Find Your Zen at the Garden of One Thousand Buddhas

The Garden is focused on bringing positive internal transformation for those who visit

By Micah Drew
The Garden of One Thousand Buddhas in Arlee. Hunter D’Antuono | Flathead Beacon

Nestled in the foothills of the Jocko Valley on the Flathead Indian Reservation is a space of enlightened tranquility. For two decades, this area has housed the Garden of One Thousand Buddhas, a contemplative 60-acre retreat cared for by a small Tibetan diaspora. 

Shortly after the turn of the 21st century, the Garden of One Thousand Buddhas was founded by Gochen Tulku Sang-ngag Tenzin Rinpoche, 69, an exiled Tibetan Buddhist leader. Rinpoche also founded Ewam International in 1999, a global nonprofit comprising monasteries, nunneries, and dharma centers, focusing on the preservation and teachings of Buddhism. The Garden is focused on bringing positive internal transformation for those who visit, a counter to the negativity seen throughout the world. 

The Garden is laid out in the shape of an eight-spoked dharma wheel, representing the eight-fold path that leads to enlightenment, according to Buddhist teachings. “True freedom comes from living in a non-harming and compassionate way,” a sign at the entrance to the public park reads. The eight spokes of the wheel are lined with the eponymous 1,002 hand-cast Buddha statues, each representing one of the thousand Buddhas prophesized to appear. The statues were cast over nearly 15 years, with the last one installed seven years ago. 

The center of the dharma wheel is a colorful 25-foot-tall statue of Yum Chenmo, the great mother, a manifestation of compassion and transcendent wisdom. Arrayed around the circumference of the wheel are 1,000 stupas, Buddhist monuments each containing a small statue of the deity Tara, representing the enlightened mind.

Prayer flags flutter in the breeze at The Garden of One Thousand Buddhas. Hunter D’Antuono | Flathead Beacon

Visitors to the Garden of One Thousand Buddhas are encouraged to circumambulate the perimeter of the dharma wheel, clockwise, walking around the major statues, around Yum Chenmo, and along the eight spokes. There is also a prayer flag mount overlooking the Buddha Garden where visitors are welcome to visit and hang their own prayer flag with the rest.  

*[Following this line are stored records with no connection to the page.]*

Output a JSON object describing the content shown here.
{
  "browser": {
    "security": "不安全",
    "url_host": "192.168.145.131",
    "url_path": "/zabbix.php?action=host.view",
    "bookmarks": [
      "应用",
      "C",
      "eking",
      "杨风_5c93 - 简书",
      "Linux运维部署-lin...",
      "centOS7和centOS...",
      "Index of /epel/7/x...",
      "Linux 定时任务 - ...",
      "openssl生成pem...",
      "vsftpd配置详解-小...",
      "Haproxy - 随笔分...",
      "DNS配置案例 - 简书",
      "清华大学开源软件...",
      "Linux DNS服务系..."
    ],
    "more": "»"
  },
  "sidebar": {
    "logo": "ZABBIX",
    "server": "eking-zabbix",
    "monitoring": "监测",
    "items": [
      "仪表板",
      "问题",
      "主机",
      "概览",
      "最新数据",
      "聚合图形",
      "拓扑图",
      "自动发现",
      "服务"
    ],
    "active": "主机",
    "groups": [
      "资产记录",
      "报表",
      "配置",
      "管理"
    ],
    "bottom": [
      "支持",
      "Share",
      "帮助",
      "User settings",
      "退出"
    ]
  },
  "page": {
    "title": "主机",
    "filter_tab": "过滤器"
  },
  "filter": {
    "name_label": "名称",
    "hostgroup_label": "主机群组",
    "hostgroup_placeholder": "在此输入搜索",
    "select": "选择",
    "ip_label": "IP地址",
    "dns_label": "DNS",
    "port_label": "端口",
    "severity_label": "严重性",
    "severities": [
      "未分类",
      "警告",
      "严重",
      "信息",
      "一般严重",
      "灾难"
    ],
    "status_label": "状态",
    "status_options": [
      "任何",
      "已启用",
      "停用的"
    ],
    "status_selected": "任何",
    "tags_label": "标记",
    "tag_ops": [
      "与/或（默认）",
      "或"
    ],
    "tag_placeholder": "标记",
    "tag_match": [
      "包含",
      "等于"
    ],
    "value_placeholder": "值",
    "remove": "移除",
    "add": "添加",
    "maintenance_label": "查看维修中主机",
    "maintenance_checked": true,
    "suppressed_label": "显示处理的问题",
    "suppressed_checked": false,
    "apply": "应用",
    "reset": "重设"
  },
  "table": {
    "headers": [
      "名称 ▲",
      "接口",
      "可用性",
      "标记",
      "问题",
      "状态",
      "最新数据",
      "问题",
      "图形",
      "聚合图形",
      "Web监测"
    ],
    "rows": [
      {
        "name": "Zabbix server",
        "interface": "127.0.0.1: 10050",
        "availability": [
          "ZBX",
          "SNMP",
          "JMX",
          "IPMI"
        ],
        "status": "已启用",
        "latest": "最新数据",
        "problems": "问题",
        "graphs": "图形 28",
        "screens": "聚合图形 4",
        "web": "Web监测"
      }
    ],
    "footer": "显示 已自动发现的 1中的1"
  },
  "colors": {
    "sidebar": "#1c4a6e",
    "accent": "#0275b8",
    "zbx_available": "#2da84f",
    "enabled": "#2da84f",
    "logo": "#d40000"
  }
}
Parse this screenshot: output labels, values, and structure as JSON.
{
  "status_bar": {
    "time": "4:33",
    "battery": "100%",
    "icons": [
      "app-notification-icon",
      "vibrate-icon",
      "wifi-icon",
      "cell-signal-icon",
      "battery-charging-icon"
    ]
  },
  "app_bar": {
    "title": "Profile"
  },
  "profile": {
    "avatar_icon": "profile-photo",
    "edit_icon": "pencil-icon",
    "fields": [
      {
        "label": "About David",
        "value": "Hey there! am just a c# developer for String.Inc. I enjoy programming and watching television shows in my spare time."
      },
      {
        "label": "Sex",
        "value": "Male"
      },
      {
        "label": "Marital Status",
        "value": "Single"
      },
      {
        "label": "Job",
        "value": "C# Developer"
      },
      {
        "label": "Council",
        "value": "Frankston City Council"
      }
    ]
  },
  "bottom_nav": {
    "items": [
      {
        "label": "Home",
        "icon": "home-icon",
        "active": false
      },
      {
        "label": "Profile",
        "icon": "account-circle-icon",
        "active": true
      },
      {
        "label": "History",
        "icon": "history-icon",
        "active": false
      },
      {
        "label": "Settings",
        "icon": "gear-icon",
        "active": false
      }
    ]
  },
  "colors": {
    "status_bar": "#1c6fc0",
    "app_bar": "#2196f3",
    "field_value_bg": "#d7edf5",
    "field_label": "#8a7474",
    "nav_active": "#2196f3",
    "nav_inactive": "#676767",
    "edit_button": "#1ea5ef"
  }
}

The Garden of One Thousand Buddhas hosts many events each year, including the annual free Festival of Peace each September. In October, the Garden was officially inaugurated in a ceremony that featured a visit from high-ranking Tibetan lama H.H. Rabjam Rinpoche. 

The Garden of 1,000 Buddhas is located at 34756 White Coyote Road in Arlee, and is open to visitors every day beginning at 9 a.m.